There was an HEB grocery store nearby, so I walked over to pick up some snacks for the wait. On the walk there, I had to pass an AutoZone, where I witnessed a very large, very old man leaning under the hood of his car, with the folded crevices of his upper butt crack just flapping in the breeze. I tried not to stare, but how could I not? It isn’t every day you get to see an origami ass crack.
Anyway, I eventually made it to the HEB and ended up checking out at the register with one bottle of Coca-Cola, some fake HEB Doritos, a caffeine candy bar, and a bag of Skittles. As I dug into my pockets for the last of my cash and counted out change, I realized this is probably the menu of a drunk person. Or possibly a stoned person, although I really only understand the drug culture from afterschool specials and Nancy Reagan PSAs from the ’80s, so I’m just guessing.
By the time I got back to the sitting area for the signing, my wife had Made Friends, and was busy chatting them up about my sign: the sign I’d carefully kept hidden via discrete book placement so nobody could see what was written on it. And here she was, chatting about it. Just like that. Openly. In public. With strangers.
I was mortified. But then they had to start telling me how much they liked it, so it got really awkward and I wanted to crawl into one of the nearby garbage dumpsters to hide.
After they finally left (they were nice, but I hate talking about myself in person…which is weird, because I write about myself all the time), I relocated to a safe area and sandwiched myself between a Volvo and one of the dumpsters while I waited for something to happen. Which is basically just a metaphor for my entire life.
By the time Blue Group came up, we missed it because I wasn’t paying attention. We ended up getting in line with Pink Group, which I’m pretty sure was the last group, instead of the next-to-last one we would’ve been in, if I hadn’t been so busy being awful.
Once we’d realized my mistake, we hopped in line and were eventually ushered back inside the store, where we then began waiting in another line while I looked at a bunch of children’s books to kill time and avoid making eye contact with other humans.
Then, it was my turn.
The lady working the signing table wanted to read my sign, so I showed it to her.

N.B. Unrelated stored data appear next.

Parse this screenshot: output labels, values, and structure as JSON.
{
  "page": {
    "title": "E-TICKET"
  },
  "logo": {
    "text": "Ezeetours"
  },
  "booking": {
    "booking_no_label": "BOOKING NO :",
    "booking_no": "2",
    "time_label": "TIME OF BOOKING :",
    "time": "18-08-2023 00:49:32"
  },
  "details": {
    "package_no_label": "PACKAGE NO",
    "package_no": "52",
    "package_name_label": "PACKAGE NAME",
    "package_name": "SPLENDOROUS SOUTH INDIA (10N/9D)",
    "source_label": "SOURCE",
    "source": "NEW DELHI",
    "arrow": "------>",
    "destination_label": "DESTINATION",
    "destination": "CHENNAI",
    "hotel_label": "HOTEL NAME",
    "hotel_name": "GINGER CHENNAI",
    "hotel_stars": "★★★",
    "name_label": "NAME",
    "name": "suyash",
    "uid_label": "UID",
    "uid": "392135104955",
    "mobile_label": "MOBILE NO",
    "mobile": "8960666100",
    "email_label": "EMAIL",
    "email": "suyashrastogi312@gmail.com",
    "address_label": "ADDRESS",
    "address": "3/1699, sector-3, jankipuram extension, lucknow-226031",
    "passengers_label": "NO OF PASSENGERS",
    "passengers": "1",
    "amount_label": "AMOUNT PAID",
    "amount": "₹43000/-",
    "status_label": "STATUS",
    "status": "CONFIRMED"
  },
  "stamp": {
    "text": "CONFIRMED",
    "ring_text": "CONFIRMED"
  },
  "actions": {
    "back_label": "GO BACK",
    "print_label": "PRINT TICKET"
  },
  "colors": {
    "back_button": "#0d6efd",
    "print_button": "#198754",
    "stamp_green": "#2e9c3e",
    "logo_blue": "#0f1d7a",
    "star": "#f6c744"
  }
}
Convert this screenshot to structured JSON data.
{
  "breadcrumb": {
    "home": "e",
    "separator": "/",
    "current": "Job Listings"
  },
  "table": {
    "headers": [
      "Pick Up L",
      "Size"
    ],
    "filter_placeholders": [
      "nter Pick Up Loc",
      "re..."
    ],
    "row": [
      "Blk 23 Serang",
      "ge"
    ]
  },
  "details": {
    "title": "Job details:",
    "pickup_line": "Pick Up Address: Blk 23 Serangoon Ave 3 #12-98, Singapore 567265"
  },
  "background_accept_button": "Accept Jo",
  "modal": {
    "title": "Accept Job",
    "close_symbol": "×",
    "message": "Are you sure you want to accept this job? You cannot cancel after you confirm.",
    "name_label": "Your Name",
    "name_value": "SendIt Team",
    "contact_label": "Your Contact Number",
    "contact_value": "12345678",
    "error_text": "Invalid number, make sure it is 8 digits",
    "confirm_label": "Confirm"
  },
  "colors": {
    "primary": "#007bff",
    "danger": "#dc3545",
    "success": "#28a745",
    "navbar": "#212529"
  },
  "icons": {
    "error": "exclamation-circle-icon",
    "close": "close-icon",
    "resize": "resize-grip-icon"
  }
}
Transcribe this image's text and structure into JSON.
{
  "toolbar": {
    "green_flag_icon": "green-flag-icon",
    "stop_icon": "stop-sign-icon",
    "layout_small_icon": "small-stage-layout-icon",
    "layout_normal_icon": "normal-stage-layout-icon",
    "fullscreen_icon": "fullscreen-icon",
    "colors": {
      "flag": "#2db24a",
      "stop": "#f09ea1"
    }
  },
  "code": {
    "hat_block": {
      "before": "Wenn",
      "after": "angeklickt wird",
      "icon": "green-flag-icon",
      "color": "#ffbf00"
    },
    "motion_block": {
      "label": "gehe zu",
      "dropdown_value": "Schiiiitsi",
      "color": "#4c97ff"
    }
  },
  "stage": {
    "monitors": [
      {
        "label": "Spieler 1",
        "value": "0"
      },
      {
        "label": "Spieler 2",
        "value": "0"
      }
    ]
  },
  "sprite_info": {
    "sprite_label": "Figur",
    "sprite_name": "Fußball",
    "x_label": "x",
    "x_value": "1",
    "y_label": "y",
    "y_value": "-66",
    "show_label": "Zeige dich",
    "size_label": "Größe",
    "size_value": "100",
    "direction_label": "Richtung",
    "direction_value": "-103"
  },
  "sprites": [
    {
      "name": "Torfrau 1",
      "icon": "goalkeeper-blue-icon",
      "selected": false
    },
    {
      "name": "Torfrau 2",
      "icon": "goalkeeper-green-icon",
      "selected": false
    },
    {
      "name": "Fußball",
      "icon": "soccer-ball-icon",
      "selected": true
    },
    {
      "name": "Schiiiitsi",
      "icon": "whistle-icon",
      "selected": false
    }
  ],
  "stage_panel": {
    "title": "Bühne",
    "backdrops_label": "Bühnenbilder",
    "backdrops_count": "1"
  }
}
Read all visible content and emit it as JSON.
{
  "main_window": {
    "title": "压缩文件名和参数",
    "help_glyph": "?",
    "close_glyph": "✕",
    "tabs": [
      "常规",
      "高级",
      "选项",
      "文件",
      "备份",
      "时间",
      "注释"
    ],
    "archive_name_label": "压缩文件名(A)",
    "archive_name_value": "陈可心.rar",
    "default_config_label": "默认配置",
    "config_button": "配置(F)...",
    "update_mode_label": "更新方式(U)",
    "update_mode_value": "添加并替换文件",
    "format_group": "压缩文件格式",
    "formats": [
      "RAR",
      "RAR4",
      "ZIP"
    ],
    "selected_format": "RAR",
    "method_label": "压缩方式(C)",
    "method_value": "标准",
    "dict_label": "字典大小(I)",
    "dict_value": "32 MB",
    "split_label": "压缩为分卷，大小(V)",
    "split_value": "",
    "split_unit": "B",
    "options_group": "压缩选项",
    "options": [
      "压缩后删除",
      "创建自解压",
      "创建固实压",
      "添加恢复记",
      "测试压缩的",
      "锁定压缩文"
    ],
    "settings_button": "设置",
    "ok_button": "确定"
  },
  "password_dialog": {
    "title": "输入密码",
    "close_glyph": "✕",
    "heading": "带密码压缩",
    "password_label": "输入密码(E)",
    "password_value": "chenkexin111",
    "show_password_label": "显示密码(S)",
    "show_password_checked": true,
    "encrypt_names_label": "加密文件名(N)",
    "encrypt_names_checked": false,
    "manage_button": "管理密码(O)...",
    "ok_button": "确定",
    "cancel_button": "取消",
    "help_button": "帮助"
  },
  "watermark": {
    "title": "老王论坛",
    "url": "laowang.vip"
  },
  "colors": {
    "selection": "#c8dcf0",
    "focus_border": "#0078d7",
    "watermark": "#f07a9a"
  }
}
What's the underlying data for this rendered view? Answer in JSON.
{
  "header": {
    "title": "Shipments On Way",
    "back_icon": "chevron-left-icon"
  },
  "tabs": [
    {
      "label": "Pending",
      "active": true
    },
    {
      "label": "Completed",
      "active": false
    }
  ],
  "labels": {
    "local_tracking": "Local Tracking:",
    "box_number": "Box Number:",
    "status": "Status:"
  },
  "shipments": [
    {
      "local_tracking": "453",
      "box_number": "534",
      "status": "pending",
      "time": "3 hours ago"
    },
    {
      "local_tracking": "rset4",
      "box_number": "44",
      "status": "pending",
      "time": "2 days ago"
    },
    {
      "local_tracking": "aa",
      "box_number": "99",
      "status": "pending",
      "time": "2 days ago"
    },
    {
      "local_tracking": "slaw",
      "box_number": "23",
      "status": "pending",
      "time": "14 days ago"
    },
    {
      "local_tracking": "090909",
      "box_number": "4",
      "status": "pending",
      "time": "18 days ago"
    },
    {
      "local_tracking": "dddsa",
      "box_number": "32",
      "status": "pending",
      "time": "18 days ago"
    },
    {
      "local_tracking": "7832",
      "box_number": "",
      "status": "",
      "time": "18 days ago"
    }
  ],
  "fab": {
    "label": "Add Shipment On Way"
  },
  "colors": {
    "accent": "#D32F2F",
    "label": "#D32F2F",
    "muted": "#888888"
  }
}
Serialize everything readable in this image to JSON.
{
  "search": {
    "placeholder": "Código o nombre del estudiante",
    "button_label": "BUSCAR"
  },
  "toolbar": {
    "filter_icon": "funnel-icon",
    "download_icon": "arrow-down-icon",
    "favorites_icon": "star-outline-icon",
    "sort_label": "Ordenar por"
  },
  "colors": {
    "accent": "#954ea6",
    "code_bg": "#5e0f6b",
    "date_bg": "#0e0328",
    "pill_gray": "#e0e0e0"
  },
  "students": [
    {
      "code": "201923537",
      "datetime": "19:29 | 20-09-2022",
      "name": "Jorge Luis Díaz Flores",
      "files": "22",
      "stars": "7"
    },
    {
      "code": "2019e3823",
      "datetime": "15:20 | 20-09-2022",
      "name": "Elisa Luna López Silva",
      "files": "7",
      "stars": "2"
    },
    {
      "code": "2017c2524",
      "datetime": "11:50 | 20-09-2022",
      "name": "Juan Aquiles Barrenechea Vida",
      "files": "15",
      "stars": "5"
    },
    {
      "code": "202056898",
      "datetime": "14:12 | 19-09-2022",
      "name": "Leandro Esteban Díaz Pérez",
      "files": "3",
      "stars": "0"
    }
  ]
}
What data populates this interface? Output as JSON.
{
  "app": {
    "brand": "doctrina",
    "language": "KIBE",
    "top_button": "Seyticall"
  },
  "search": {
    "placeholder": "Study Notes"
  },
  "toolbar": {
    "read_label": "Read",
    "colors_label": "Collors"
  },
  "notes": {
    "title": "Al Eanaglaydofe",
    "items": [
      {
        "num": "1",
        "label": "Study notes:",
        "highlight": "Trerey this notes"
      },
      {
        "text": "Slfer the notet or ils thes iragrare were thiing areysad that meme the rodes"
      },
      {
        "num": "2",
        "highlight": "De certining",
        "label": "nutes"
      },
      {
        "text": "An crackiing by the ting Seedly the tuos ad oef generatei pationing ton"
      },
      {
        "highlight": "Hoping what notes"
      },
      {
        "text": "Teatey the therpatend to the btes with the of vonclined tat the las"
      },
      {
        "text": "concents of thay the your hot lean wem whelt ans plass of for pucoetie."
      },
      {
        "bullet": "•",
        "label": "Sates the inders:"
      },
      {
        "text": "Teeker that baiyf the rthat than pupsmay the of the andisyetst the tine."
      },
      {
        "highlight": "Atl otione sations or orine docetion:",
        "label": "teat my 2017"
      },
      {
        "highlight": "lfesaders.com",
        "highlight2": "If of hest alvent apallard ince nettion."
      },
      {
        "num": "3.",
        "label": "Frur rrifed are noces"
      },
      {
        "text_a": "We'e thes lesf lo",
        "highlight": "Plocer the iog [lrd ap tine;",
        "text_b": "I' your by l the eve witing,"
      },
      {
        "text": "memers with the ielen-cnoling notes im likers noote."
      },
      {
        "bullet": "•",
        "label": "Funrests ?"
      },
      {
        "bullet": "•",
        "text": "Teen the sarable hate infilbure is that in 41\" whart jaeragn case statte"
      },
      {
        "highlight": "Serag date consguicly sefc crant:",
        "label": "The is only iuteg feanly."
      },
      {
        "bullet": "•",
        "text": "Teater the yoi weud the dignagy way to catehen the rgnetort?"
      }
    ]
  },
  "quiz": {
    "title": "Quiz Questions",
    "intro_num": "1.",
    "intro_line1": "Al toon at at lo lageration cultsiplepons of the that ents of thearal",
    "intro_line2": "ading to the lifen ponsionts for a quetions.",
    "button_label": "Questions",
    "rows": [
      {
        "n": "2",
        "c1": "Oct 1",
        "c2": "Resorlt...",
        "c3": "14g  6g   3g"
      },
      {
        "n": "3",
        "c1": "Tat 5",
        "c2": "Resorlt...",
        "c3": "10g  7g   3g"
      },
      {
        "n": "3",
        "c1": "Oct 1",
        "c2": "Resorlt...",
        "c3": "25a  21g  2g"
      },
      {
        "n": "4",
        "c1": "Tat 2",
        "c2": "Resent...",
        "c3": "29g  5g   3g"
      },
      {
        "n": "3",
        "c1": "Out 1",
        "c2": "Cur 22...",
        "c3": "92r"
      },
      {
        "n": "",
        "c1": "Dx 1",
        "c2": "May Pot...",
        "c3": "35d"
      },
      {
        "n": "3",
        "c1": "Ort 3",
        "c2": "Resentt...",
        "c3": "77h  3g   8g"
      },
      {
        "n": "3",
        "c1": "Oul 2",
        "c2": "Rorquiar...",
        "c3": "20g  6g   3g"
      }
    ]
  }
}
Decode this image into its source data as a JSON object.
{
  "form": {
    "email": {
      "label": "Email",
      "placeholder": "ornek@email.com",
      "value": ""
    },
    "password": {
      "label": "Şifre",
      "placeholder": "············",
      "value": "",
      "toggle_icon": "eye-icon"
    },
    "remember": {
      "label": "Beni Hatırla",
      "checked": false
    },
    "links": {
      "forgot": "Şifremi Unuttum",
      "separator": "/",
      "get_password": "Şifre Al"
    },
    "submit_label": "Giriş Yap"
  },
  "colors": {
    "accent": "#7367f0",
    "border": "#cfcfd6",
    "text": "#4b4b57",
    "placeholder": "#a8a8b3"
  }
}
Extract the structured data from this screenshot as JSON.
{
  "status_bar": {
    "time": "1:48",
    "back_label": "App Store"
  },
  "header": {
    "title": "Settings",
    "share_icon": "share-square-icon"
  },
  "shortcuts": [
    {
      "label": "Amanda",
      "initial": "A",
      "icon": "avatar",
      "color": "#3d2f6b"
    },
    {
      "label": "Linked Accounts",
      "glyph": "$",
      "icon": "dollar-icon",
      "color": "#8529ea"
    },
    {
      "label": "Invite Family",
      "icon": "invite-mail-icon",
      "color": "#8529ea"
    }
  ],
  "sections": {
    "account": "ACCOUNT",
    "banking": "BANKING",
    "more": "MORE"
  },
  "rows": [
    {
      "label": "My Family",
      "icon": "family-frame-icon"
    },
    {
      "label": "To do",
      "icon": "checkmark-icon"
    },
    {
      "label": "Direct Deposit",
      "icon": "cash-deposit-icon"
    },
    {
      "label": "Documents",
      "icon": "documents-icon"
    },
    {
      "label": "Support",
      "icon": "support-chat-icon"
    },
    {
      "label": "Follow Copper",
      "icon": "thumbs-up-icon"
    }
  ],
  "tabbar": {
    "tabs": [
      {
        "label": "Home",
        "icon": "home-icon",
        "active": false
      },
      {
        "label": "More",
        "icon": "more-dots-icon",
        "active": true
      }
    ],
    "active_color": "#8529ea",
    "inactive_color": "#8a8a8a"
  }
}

Then, she told me I needed to hold it up while she took our picture with Jenny. Which was horrible.
But also wonderful.
I’m not going to say much about what Jenny said to me while she was signing my shit, because it was all way too nice and I’m embarrassed. But the takeaway is that she really loved the Furiously Happy side of my sign, and told me that a lot of other people did, too. Then, she said a bunch more super nice things before signing my sign and writing, “You are my hero.”
Which very nearly wrecked me.
But in a good way.
After we got done with the chatting and the signing, it was picture time. I held up my sign as the nice lady from the bookshop took a few snaps as everyone else in line was LOOKING RIGHT AT ME. And reading my sign.
Like I said: Terrifying.
Knowing me all too well, my wife redirected attention away from me and back onto Jenny by telling her the shape of her eyeglasses temples looked like the Elder Wand, and that she was probably a badass wizard. Or witch. Whichever.
Everyone laughed and I said thank you and goodbye, followed by my aforementioned walk/run/walk to the door.
If you’re thinking about going to one of her signings, all I can say is do it. Even if you have to drive through crazy traffic both ways, do it. Even if you’re socially awkward with an aversion to large groups, do it. Even if you’re a complete weirdo, DO IT.
It’s not scary. It’s uplifting.
As for me, it was hard, but I’m glad I did it. I’m probably going to frame my sign now, assuming I can either scrape up the cash to have it done, or just try to do it myself (and probably end up spending more money to fix it after I inevitably screw it up).
I want to hang it someplace important that I’ll see every day, as a reminder to myself to always stay FURIOUSLY HAPPY.